On September 2, 2014, the Company offered to exchange its private placement senior notes with public bonds (the "Exchange Offer"). The Exchange Offer expired on October 1, 2014, at which time substantially all of the private placement notes had been exchanged for bonds registered with the Securities and Exchange Commission. As a result of the changes in the guarantor structure noted above, the Company is no longer required to present guarantor financial statements.

Debt extinguishment

On December 18, 2013, the Company repaid the remaining principal balance with accrued interest and fees of $360.0 million outstanding under its credit agreement dated as of October 26, 2011, then terminated the agreement in its entirety.

On November 20, 2013, the Company priced a tender offer and consent solicitation in regard to the 2.95% Notes which were issued pursuant to the indenture dated as of May 16, 2013. The total tender consideration was $578.3 million. On December 26, 2013 notice was given to holders that the remaining notes not duly tendered would be redeemed on December 27, 2013 at a redemption price of par plus accrued interest.
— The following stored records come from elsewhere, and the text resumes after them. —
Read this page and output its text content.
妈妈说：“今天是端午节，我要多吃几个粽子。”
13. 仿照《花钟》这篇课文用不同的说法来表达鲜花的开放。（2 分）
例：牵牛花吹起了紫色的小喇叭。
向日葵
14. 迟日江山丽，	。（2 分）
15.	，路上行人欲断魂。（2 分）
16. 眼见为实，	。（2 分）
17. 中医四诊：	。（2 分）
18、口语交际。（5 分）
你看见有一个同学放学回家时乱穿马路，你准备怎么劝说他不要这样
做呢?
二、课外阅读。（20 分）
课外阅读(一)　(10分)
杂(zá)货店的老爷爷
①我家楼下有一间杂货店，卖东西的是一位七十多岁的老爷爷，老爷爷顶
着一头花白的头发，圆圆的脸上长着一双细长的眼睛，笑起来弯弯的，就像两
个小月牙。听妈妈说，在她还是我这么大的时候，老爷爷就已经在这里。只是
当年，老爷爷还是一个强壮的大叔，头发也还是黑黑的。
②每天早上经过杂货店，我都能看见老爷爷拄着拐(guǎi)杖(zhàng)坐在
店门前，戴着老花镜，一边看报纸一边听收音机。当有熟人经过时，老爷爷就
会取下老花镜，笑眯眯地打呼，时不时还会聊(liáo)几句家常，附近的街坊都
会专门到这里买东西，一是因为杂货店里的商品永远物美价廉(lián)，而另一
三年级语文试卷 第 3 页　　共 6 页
On December 27, 2013, the redemption was completed for a total payment of $28.5 million. Upon completion of the redemption, the indenture was terminated.

On December 23, 2013, the Company completed the prepayment of all obligations under its private placement senior notes (the "Notes"). All of the Notes were outstanding under the master note purchase agreement dated May 29, 2008 with various institutional investors (the "Note Agreement"). The terms of the Note Agreement provided for prepayment at any time at the Company's option together with applicable make-whole premiums and accrued interest, which totaled $1.1 billion. Upon completion of the prepayment, the Note Agreement was terminated.

As a result of the debt retirements, the Company recorded a loss of $165.8 million during the second quarter of fiscal 2014 as follows (in millions):
Make-whole payments
 
$
133.5

Write-off of financing fees on Bridge Credit Agreements
 
19.0

Write-off of deferred financing fees
 
10.5

Write-off of unamortized discount
 
2.8

Total loss on extinguishment of debt
 
$
165.8


Accounts Receivable Securitization

The Company has a $200.0 million accounts receivable securitization program, which expires in June 2015. Under the terms of the securitization program, subsidiaries can sell certain eligible trade accounts receivables to a wholly owned bankruptcy-remote special purpose entity, Perrigo Receivables, LLC. There were no borrowings outstanding under the securitization program at December 27, 2014 or June 28, 2014.